3.2.5.5. Multipart uploads

For large archives, you can use the multipart upload in Glacier-Native API to increase reliability in throughput. It allows uploading or copying objects that are 5 GB in size or greater.

With multipart uploads, a single object becomes a set of parts. Each part is a contiguous portion of the object’s data. You can upload these object parts independently and in any order. If transmission of any part fails, you can retransmit that part without affecting other parts. After all parts of your object are uploaded, Glacier assembles these parts and creates the object. In general, when your object size reaches 100 MB, you should consider using multipart uploads instead of uploading the object in a single operation. Multipart uploading is a three-step process:

  1. You initiate the upload: InitiateMultipartUpload(partSize) -> uploadId
  2. Upload the object parts: UploadPart(uploadId,data)
  3. Complete the multipart upload: CompleteMultipartUpload(uploadId) -> archiveId

3.2.6. Data access on Amazon Glacier

3.2.6.1. Amazon Glacier retrieval

3.2.6.1.1. Features

Amazon Glacier provides 3 retrieval methods that may be specified when retrieving Glacier archives.

**Expedited* retrievals are often used in situations when access to an archive is urgent. You can retrieve a single file from an archive from 1 to 5 minutes.

Expedited retrievals allow you to quickly access your data when occasional urgent requests for a subset of archives are required. For all but the largest archives (250 MB+), data accessed using Expedited retrievals are typically made available within 1?5 minutes. Provisioned Capacity ensures that retrieval capacity for Expedited retrievals is available when you need it.

Standard retrievals grants access to archives in about 3-5 hours, which is a good fit for DR situations or when thre is not an immediate need for an archive.

Bulk retrievals grant access to archives from 5 to 12 hours. This tier is primarily for batch processing workloads, such as log files analysis, video transcoding, or large data lakes that require background processing. You can use bulk retrievals to comb through data slowly and pull back PBs of data at a low cost that can be processed by elastic compute or sport instances.

To make an Expedited, Standard, or Bulk retrieval, set the Tier parameter in the Initiate Job (POST jobs) REST API request to the option you want, or the equivalent in the AWS CLI or AWS SDKs.
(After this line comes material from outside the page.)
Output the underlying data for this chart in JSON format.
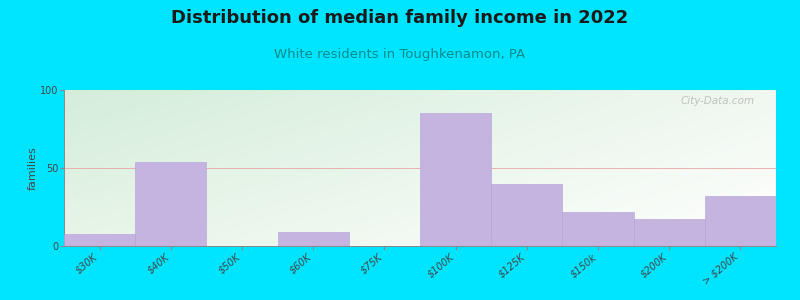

If you have purchased provisioned capacity, then all expedited retrievals are automatically served through your provisioned capacity.

3.2.6.1.2. Performance

Glacier reads are asynchronous: first, the appliation issues a restore job request and specifies one of 3 retrieval methods to be used, then after the specified time period has passed and file is restored, then the application can issue a GET to retrieve the file.

For expedited retrievals, the 1-5-minute restore time is guidance for objects that are up to 250 MB in size. However, larger objects can take longer to restore. For example, a 1-GB object can be restored in 10 minutes or less, given optimal network conditions. Like S3, Glacier’s HTTP transaction layer is designed to push back in the event of high loading. If your workload requires guaranteed responsiveness and HA for expedited retrievals, Amazon Glacier’s Provisioned Capacity Units are an optional solution.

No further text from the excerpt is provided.